# should I change the color on 67 gto???



## hottrodd57 (Jul 27, 2006)

I am starting a restoration project on a 67 gto with ps,pb,remote side view mirror, power bucket seat, rally gauges, a/c, console with dual gate shifter, vinyl top, champagne color, engine is a yz . I am really considering changing colors and deleteing the vinyl top when done, my thinking is that painting it a correct red, blue or black would sell better than the champagne would!, also is it a good idea to delete the vinyl top or not I always hated them, but if it is worth more that way I can put it back on. I want to know from anyone who is a restorer if these changes would be good or bad on a resale vaule?


----------



## 67/04gto (Jan 15, 2005)

the more the car is oringal the more money it will bring.


----------



## GTO JUDGE (May 14, 2005)

67/04gto said:


> the more the car is oringal the more money it will bring.



:agree


----------



## arch&69 (Jul 9, 2006)

It kind of depends on how much money you paid for the car, how much you wanna put in it, and how much you wanna get out. I have a 69 goat, dad bought it in 95 for 2500 (a steal at the time), and gave it to me when I was 16. Since then I put about 6 grand in the car, paint, int, and motor work(including deleting the vinyl top). When I drove through the pavillions in Phoenix metro area, I was surprised how many times I got stopped with guys asking to buy the car while I was just cruising. One guy offered to pay me 26 G's. 

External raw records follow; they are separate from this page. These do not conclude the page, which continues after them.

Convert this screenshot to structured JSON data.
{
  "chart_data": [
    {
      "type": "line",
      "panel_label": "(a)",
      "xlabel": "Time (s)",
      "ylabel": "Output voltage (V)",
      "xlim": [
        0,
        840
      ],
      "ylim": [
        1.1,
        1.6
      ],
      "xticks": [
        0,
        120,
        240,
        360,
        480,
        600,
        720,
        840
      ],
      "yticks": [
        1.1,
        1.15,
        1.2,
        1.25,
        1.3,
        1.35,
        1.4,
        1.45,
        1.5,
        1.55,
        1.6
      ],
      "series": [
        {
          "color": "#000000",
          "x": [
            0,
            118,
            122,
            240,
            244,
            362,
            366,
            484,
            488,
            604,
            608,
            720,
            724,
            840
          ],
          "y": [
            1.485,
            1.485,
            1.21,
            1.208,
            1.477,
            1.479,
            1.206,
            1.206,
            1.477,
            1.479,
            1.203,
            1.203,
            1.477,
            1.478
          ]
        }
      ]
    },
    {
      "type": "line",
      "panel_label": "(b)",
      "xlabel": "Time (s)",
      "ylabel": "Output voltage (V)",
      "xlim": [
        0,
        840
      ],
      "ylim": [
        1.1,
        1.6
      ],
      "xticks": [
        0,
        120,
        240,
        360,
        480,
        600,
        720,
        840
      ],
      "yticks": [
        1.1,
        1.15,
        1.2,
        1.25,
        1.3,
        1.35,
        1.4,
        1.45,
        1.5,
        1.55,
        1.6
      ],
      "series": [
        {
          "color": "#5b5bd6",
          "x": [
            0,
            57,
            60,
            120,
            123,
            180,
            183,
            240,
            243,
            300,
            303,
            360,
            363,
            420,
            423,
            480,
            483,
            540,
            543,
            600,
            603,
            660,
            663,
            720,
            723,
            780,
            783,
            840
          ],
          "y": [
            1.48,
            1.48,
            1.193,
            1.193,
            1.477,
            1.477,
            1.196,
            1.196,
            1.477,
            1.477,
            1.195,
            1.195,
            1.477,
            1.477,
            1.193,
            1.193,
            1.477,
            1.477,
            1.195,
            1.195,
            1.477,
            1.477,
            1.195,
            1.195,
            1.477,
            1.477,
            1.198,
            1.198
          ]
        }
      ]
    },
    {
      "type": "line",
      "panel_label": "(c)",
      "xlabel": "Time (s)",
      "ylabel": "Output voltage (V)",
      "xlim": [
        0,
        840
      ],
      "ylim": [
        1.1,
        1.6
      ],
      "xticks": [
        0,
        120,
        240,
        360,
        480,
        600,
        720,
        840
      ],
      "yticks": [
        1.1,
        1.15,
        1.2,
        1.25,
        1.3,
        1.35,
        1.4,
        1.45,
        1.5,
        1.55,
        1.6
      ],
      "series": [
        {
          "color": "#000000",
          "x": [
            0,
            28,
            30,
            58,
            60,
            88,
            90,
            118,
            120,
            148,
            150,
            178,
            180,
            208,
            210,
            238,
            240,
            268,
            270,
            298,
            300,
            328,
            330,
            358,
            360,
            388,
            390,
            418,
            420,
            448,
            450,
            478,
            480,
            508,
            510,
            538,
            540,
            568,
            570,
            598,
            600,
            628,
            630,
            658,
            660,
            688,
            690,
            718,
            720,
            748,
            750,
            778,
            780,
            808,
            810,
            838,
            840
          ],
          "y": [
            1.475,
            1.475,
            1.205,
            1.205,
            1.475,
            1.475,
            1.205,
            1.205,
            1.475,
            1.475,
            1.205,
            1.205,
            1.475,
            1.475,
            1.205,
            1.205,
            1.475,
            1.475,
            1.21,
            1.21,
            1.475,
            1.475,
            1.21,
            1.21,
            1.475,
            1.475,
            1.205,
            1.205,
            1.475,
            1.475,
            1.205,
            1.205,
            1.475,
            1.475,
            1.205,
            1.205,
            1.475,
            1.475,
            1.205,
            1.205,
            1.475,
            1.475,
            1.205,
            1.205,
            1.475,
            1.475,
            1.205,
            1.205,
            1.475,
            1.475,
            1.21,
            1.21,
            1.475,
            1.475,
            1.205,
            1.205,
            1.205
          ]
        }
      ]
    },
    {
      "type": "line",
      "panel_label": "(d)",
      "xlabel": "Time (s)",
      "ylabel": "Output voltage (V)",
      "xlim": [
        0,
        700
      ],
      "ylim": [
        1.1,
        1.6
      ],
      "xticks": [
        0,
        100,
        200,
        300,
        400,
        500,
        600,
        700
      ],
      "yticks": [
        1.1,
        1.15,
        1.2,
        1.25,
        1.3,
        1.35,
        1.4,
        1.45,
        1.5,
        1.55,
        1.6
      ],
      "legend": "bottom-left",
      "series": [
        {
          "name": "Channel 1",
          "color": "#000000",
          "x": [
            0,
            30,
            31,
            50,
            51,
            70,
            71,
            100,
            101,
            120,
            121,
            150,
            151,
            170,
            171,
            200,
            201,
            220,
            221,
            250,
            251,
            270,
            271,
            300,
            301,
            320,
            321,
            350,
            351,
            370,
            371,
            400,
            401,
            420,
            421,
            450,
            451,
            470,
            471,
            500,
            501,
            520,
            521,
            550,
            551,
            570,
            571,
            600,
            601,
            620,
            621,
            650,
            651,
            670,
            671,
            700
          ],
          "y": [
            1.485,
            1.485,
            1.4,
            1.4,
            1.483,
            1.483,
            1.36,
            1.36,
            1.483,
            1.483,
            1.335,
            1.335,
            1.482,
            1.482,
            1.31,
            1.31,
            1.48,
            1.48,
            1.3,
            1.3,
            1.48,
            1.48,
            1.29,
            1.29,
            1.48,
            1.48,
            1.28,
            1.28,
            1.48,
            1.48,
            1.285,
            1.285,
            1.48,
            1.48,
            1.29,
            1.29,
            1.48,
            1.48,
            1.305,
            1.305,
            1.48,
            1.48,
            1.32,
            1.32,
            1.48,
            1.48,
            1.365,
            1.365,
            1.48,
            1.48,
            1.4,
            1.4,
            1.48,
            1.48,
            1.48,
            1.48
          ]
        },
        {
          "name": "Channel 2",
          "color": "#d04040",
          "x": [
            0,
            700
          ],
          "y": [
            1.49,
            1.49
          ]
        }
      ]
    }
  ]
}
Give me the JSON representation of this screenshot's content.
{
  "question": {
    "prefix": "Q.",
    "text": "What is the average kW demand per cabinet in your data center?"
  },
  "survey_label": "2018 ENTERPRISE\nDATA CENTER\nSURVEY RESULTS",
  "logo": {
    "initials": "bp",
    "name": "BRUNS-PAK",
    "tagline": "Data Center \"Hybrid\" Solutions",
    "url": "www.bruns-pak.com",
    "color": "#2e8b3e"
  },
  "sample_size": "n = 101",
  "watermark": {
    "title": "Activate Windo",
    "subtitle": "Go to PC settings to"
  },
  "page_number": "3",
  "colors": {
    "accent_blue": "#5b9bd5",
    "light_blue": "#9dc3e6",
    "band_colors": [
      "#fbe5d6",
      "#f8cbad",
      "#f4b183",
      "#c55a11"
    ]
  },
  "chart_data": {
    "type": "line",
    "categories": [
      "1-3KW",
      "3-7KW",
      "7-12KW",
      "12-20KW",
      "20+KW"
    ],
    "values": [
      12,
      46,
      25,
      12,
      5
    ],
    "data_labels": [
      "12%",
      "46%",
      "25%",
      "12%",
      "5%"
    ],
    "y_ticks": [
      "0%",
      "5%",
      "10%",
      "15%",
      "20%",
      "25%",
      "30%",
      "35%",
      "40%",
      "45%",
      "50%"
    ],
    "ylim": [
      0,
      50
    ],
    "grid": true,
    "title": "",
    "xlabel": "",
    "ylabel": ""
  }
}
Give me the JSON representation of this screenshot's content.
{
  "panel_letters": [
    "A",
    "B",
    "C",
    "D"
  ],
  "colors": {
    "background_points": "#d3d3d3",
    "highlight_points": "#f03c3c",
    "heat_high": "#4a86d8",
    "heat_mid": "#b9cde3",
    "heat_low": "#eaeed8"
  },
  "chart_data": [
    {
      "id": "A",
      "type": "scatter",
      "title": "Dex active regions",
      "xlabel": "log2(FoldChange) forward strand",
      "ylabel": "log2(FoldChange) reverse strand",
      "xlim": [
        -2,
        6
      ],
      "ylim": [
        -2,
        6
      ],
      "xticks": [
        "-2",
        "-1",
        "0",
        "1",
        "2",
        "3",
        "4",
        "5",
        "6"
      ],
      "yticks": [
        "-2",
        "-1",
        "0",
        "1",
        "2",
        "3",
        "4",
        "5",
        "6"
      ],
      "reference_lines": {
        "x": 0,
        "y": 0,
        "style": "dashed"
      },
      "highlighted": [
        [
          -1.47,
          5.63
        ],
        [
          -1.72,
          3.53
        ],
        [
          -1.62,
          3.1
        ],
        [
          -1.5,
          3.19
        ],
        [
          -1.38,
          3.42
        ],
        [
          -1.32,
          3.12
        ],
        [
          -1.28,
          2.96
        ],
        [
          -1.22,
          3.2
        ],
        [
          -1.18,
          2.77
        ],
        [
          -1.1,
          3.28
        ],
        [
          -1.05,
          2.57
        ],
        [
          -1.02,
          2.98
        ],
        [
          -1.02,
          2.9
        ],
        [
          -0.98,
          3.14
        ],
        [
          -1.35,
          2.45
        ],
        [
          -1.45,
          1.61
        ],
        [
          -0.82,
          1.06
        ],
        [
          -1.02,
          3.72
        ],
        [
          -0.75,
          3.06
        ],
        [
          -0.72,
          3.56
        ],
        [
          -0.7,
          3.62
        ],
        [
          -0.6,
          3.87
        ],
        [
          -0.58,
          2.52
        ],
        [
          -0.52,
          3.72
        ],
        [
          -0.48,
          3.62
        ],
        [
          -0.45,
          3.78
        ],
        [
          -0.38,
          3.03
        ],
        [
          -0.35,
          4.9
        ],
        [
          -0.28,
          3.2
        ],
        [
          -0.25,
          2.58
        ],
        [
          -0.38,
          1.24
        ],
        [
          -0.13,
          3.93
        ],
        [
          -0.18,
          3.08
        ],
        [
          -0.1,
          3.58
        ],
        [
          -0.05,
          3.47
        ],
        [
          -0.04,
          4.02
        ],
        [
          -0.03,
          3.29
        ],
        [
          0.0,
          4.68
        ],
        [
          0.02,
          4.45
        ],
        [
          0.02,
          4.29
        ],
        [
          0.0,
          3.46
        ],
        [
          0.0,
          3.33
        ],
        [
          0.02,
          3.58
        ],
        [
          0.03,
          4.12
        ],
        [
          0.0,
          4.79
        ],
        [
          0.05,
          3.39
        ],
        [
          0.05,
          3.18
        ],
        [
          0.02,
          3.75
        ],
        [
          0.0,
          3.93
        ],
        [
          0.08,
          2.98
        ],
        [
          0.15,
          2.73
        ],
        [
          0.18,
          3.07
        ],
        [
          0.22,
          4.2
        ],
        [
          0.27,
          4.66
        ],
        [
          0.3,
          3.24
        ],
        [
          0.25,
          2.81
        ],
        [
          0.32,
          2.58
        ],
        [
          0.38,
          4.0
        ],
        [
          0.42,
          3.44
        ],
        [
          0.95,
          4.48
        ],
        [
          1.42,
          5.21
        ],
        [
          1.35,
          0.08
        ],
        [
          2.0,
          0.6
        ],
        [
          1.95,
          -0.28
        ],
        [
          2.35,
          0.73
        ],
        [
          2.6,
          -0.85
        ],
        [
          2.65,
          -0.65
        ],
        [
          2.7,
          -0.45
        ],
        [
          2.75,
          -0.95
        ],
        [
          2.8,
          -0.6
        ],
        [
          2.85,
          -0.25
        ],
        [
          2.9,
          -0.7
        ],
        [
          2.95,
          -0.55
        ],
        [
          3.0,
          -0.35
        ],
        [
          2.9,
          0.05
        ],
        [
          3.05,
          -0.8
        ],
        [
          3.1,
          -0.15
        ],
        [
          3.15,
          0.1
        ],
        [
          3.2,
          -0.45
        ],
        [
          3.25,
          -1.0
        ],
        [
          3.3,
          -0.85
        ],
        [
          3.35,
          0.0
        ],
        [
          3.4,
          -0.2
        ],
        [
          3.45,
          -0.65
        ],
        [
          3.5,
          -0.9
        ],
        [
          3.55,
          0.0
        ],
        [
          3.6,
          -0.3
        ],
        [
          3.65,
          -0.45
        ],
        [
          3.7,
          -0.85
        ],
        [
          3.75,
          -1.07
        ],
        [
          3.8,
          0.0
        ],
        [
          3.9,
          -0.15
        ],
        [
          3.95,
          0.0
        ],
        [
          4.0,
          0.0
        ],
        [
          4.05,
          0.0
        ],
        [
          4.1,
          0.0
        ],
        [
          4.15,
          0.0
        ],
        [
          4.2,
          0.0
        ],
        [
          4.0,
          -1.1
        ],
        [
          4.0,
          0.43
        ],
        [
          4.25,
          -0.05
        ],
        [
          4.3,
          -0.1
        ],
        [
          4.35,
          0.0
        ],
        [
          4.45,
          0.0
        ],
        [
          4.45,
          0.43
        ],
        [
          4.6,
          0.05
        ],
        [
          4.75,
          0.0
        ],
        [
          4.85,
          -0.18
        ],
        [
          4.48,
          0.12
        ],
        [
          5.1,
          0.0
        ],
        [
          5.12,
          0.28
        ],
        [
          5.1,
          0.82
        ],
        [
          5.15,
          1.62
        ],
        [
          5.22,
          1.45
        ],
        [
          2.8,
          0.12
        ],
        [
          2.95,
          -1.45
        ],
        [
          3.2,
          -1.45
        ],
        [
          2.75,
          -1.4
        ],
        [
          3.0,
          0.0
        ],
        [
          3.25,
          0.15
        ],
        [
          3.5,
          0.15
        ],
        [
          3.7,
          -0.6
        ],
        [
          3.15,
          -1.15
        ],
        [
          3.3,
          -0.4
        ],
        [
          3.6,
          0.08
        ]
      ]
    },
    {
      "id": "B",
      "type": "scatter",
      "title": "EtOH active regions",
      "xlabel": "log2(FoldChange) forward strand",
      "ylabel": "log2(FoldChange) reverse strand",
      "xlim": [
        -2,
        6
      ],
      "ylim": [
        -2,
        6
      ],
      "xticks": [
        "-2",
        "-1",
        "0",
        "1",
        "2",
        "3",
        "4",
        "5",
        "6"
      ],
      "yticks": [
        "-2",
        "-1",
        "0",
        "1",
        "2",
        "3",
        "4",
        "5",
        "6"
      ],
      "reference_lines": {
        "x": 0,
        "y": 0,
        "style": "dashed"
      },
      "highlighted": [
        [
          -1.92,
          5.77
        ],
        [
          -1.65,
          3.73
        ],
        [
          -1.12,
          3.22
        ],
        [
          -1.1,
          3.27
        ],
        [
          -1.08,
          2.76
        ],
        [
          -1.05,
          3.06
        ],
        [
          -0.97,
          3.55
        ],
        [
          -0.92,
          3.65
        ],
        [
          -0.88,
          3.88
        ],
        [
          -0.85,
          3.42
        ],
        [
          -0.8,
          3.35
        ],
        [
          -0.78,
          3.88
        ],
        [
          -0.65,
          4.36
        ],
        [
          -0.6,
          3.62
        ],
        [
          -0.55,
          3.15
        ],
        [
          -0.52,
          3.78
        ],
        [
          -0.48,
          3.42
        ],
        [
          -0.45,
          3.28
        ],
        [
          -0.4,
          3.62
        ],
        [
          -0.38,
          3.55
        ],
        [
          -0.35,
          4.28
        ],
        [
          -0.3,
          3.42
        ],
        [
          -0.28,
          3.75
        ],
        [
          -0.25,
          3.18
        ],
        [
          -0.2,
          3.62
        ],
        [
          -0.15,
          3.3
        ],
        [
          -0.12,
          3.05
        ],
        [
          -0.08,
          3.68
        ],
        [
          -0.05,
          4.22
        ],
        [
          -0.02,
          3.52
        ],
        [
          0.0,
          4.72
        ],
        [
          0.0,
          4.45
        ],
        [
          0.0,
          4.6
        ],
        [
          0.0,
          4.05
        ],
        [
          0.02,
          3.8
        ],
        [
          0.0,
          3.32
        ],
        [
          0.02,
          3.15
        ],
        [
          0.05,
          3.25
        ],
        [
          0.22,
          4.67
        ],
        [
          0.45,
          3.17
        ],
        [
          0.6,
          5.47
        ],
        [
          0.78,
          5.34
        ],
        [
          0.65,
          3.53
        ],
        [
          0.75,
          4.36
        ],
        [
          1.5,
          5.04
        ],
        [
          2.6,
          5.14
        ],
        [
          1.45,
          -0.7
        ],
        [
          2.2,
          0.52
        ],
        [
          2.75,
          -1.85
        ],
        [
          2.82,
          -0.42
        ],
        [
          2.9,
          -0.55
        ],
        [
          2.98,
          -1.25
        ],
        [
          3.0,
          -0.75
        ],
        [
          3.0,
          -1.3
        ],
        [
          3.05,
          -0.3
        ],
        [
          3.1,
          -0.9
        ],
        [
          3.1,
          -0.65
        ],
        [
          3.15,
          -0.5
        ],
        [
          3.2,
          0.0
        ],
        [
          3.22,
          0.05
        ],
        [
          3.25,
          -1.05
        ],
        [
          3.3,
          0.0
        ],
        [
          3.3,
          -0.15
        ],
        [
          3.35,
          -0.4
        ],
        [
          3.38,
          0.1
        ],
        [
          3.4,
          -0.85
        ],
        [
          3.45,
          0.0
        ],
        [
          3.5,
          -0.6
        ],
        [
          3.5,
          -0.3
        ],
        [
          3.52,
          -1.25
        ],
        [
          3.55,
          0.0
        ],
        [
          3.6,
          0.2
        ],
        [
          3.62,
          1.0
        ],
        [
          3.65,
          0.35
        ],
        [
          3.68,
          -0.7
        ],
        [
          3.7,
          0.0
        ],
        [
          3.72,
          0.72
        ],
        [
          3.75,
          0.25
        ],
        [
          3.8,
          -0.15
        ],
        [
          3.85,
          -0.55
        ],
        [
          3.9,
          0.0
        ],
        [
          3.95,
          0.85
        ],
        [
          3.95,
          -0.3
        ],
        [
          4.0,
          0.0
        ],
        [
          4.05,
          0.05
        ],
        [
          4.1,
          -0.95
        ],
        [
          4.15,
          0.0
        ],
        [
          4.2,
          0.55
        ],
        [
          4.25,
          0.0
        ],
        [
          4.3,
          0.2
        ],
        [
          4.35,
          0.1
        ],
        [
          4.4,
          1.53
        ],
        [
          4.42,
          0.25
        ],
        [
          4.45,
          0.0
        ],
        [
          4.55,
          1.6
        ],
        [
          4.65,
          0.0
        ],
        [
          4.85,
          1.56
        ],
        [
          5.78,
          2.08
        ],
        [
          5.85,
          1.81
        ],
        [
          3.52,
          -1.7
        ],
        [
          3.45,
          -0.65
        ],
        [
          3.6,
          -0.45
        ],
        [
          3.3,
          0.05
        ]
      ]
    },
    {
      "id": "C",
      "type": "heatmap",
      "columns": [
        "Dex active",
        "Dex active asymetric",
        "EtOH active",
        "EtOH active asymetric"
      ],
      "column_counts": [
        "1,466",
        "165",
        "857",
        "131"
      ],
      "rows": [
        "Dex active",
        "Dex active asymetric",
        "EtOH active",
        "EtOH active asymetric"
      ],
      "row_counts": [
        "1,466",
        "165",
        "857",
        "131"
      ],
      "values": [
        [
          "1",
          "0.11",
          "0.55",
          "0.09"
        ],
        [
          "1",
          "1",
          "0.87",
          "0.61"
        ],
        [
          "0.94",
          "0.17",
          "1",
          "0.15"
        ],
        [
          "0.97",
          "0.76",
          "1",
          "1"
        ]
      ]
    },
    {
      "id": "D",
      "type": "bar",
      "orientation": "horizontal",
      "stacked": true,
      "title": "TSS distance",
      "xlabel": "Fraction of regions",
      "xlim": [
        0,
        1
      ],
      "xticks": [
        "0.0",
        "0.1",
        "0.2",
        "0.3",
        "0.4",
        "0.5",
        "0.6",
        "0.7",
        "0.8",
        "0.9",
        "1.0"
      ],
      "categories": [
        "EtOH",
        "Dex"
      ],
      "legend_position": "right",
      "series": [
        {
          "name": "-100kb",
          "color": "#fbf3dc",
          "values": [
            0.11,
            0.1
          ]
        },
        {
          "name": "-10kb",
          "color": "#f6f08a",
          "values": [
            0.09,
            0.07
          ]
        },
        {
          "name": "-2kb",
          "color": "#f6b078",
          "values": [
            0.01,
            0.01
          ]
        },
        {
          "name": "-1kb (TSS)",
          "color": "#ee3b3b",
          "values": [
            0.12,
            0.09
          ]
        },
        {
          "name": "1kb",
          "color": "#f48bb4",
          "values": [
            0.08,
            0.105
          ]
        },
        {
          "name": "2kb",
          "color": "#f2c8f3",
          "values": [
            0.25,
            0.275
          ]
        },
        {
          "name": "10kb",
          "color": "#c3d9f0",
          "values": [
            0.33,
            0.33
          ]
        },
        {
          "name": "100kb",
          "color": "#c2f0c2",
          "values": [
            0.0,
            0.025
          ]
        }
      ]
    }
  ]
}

Now, I don't know if that motor is #s maching. Even if it ain't, that’s a 360hp(underrated) 400ci beast, w/10.75 compression if it has the same #68 cam and 670heads. There are tons of guys trying to get a goat in the phoenix area.

If you are looking to make it a perfect resto #s match, etc. Keep the vinyl. If you are looking to just do a new paint new interior, and a little engine rebuild then peel that rotten vinyl off and get 20 or so G's for it.

Personally I would keep the car and turn it into a 600hp Z06 hunter.:rofl:


----------



## hottrodd57 (Jul 27, 2006)

THANK FOR THE INPUT, AND HEY ARCH&69, i PLAN ON KEEPING THE CAR AND DOING A FULL RESTORATION AND IT AND AT THE MOST DELETE THE VINYL ROOF AND CHANGE THE COLOR. THE DRIVETRAIN IS A # MATCHING CAR. THE OLD GIRL IS WORE OUT, BUT IT ALL THERE. i JUST DIDN'T WANT TO FULLY RESTORE IT AND HAVE EVERYONE TELL ME IT WOULD BE A MORE DESIRABLE CAR IF IT DIDN'T HAVE THE VINYL ROOF AND WAS A DIFFERENT COLOR. THAT WAS WHAT i WAS ASKING.


----------



## 05GTO (Oct 6, 2004)

67/04gto said:


> the more the car is oringal the more money it will bring.


:agree 

I purchased a 67 wednesday, today I was looking for collectors insurance and was told by my agent to have the car appraised.

The appraiser was not concerned that the paint did not match the data plate which called for a burgandy body with a black top. He was not concerned that the motor was not a numbers correct motor. 

He appraised the car for $27K, the car is painted red with an xh 350 hp 400cid. pontiac engine. 

Do whatever makes you happy, there are plenty of people looking for these cars who don't care if the numbers match. If you plan to run it through Barrett Jackson then do a numbers correct restoration.

Just my 2 cents,


----------



## arch&69 (Jul 9, 2006)

hottrodd57 said:


> i PLAN ON KEEPING THE CAR AND DOING A FULL RESTORATION AND IT AND AT THE MOST DELETE THE VINYL ROOF AND CHANGE THE COLOR



Excellent. What color you planning? Mine was original liberty blue, now it is a custom midnight blue with just enough color to look blue in the day but pitch black at night.

And while you're doin the full resto, let the ol girl breathe. Not crazy, but a little more than stock will never hurt. Keep us posted on the resto.


----------



## hottrodd57 (Jul 27, 2006)

I will, i,m going to start work on it this weekend. to make the body perfect it could use a new r. 1/4 panel. I am looking at buying the new full 1/4 that opgi came out wiyh in may of this year. does anyone know about the fit & quality of these new gm licenced panels?


----------